In order to prove murder, the prosecution has to prove malice. If the facts are such that the killing is done out of an act of passion rather than reason, there is no malice and you cannot find a person guilty of murder. Accordingly, Michigan law requires a judge to instruct a jury on voluntary manslaughter whenever the instruction is supported by a rational view of the evidence. To prove manslaughter, the prosecution must prove that the defendant killed in the heat of passion, the passion was caused by adequate provocation, and there was not a lapse of time during which a reasonable person could control his passions.

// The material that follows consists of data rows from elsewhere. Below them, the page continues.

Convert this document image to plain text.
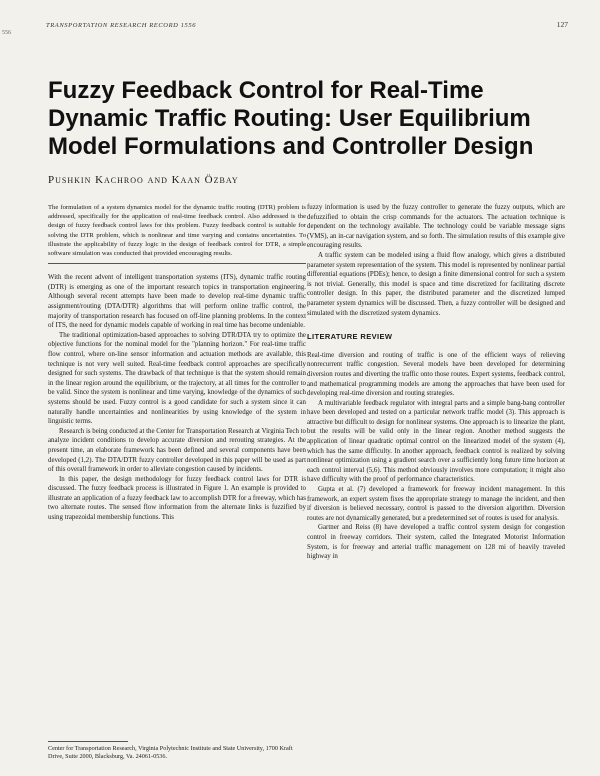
556
TRANSPORTATION RESEARCH RECORD 1556	127
Fuzzy Feedback Control for Real-Time Dynamic Traffic Routing: User Equilibrium Model Formulations and Controller Design
Pushkin Kachroo and Kaan Özbay

The formulation of a system dynamics model for the dynamic traffic routing (DTR) problem is addressed, specifically for the application of real-time feedback control. Also addressed is the design of fuzzy feedback control laws for this problem. Fuzzy feedback control is suitable for solving the DTR problem, which is nonlinear and time varying and contains uncertainties. To illustrate the applicability of fuzzy logic in the design of feedback control for DTR, a simple software simulation was conducted that provided encouraging results.

With the recent advent of intelligent transportation systems (ITS), dynamic traffic routing (DTR) is emerging as one of the important research topics in transportation engineering. Although several recent attempts have been made to develop real-time dynamic traffic assignment/routing (DTA/DTR) algorithms that will perform online traffic control, the majority of transportation research has focused on off-line planning problems. In the context of ITS, the need for dynamic models capable of working in real time has become undeniable.

The traditional optimization-based approaches to solving DTR/DTA try to optimize the objective functions for the nominal model for the "planning horizon." For real-time traffic flow control, where on-line sensor information and actuation methods are available, this technique is not very well suited. Real-time feedback control approaches are specifically designed for such systems. The drawback of that technique is that the system should remain in the linear region around the equilibrium, or the trajectory, at all times for the controller to be valid. Since the system is nonlinear and time varying, knowledge of the dynamics of such systems should be used. Fuzzy control is a good candidate for such a system since it can naturally handle uncertainties and nonlinearities by using knowledge of the system in linguistic terms.

Research is being conducted at the Center for Transportation Research at Virginia Tech to analyze incident conditions to develop accurate diversion and rerouting strategies. At the present time, an elaborate framework has been defined and several components have been developed (1,2). The DTA/DTR fuzzy controller developed in this paper will be used as part of this overall framework in order to alleviate congestion caused by incidents.

In this paper, the design methodology for fuzzy feedback control laws for DTR is discussed. The fuzzy feedback process is illustrated in Figure 1. An example is provided to illustrate an application of a fuzzy feedback law to accomplish DTR for a freeway, which has two alternate routes. The sensed flow information from the alternate links is fuzzified by using trapezoidal membership functions. This

fuzzy information is used by the fuzzy controller to generate the fuzzy outputs, which are defuzzified to obtain the crisp commands for the actuators. The actuation technique is dependent on the technology available. The technology could be variable message signs (VMS), an in-car navigation system, and so forth. The simulation results of this example give encouraging results.

A traffic system can be modeled using a fluid flow analogy, which gives a distributed parameter system representation of the system. This model is represented by nonlinear partial differential equations (PDEs); hence, to design a finite dimensional control for such a system is not trivial. Generally, this model is space and time discretized for facilitating discrete controller design. In this paper, the distributed parameter and the discretized lumped parameter system dynamics will be discussed. Then, a fuzzy controller will be designed and simulated with the discretized system dynamics.

LITERATURE REVIEW

Real-time diversion and routing of traffic is one of the efficient ways of relieving nonrecurrent traffic congestion. Several models have been developed for determining diversion routes and diverting the traffic onto those routes. Expert systems, feedback control, and mathematical programming models are among the approaches that have been used for developing real-time diversion and routing strategies.

A multivariable feedback regulator with integral parts and a simple bang-bang controller have been developed and tested on a particular network traffic model (3). This approach is attractive but difficult to design for nonlinear systems. One approach is to linearize the plant, but the results will be valid only in the linear region. Another method suggests the application of linear quadratic optimal control on the linearized model of the system (4), which has the same difficulty. In another approach, feedback control is realized by solving nonlinear optimization using a gradient search over a sufficiently long future time horizon at each control interval (5,6). This method obviously involves more computation; it might also have difficulty with the proof of performance characteristics.

Gupta et al. (7) developed a framework for freeway incident management. In this framework, an expert system fixes the appropriate strategy to manage the incident, and then if diversion is believed necessary, control is passed to the diversion algorithm. Diversion routes are not dynamically generated, but a predetermined set of routes is used for analysis.

Gartner and Reiss (8) have developed a traffic control system design for congestion control in freeway corridors. Their system, called the Integrated Motorist Information System, is for freeway and arterial traffic management on 128 mi of heavily traveled highway in

Center for Transportation Research, Virginia Polytechnic Institute and State University, 1700 Kraft Drive, Suite 2000, Blacksburg, Va. 24061-0536.
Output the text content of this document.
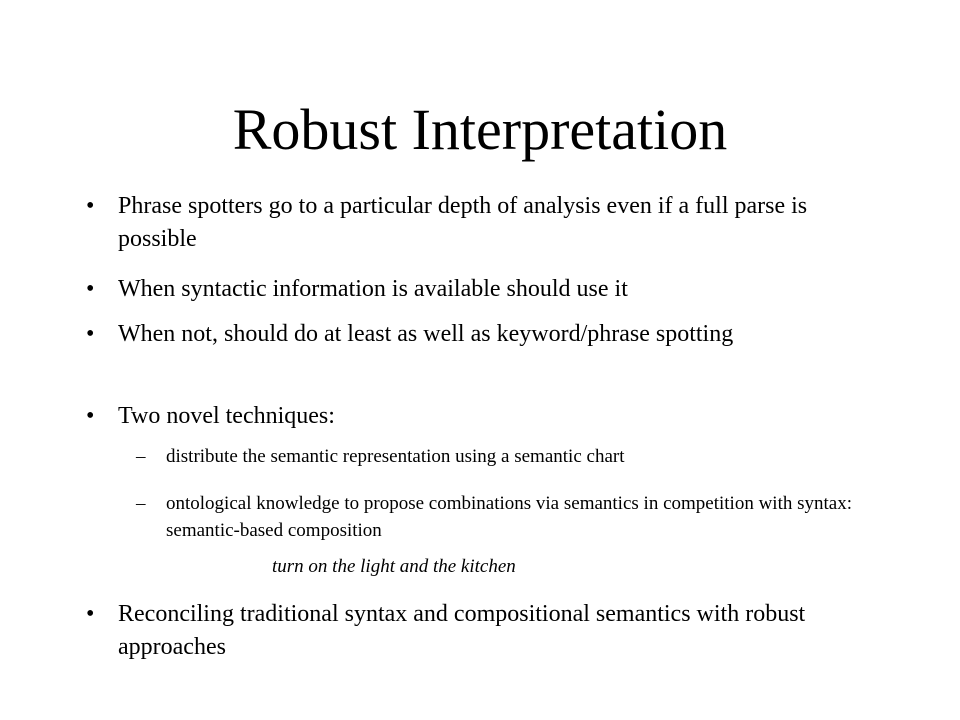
Robust Interpretation
• Phrase spotters go to a particular depth of analysis even if a full parse is possible
• When syntactic information is available should use it
• When not, should do at least as well as keyword/phrase spotting
• Two novel techniques:
– distribute the semantic representation using a semantic chart
– ontological knowledge to propose combinations via semantics in competition with syntax: semantic-based composition
turn on the light and the kitchen
• Reconciling traditional syntax and compositional semantics with robust approaches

So, if Mr. Mitchell presented enough evidence that a jury could have concluded that the killing was done in the heat of passion because he was provoked and didn’t have enough time to cool down, then the jury should have been given a chance to find him guilty only of voluntary manslaughter. The Court of Appeals reviewed the trial evidence and believed that Mr. Mitchell had submitted enough evidence for a jury to conclude he acted out of provocation (self-defense) and reversed the conviction, ordering a new trial to include instructions on voluntary manslaughter. The evidence that showed provocation was that the victim had told other witnesses that he was going to beat Mr. Mitchell up if Mr. Mitchell continued to harass him about the debt.
The jury was able to hear Mr. Mitchell’s statement to the police and see his signed statement. Both pieces of evidence created a story line that went like this: Mr. Mitchell went to the victim’s house about the debt and was immediately confronted with the victim swinging a baseball bat at him. Mr. Mitchell was able to get the baseball bat away from the victim, but only after being struck three or four times in the head. Mr. Mitchell admitted that he then struck the victim three times with the baseball bat. Police testified that Mr. Mitchell did indeed have signs of being in a physical altercation, which corroborated his story.
Not only that, but it was clear from the evidence that the weapon used, the baseball bat, was always the victim’s and had been kept inside of his home. Therefore, the charge of carrying a weapon with lawful intent, could not have resulted in a conviction because the element of “goes armed” could not be proven beyond a reasonable doubt. Because the weapon was already at the place of the crime, Mr. Mitchell did not commit the crime of carrying a weapon with unlawful intent, because he showed up at the victim’s house unarmed. The facts did not sustain the element of goes armed found in the statute passed by the Legislature.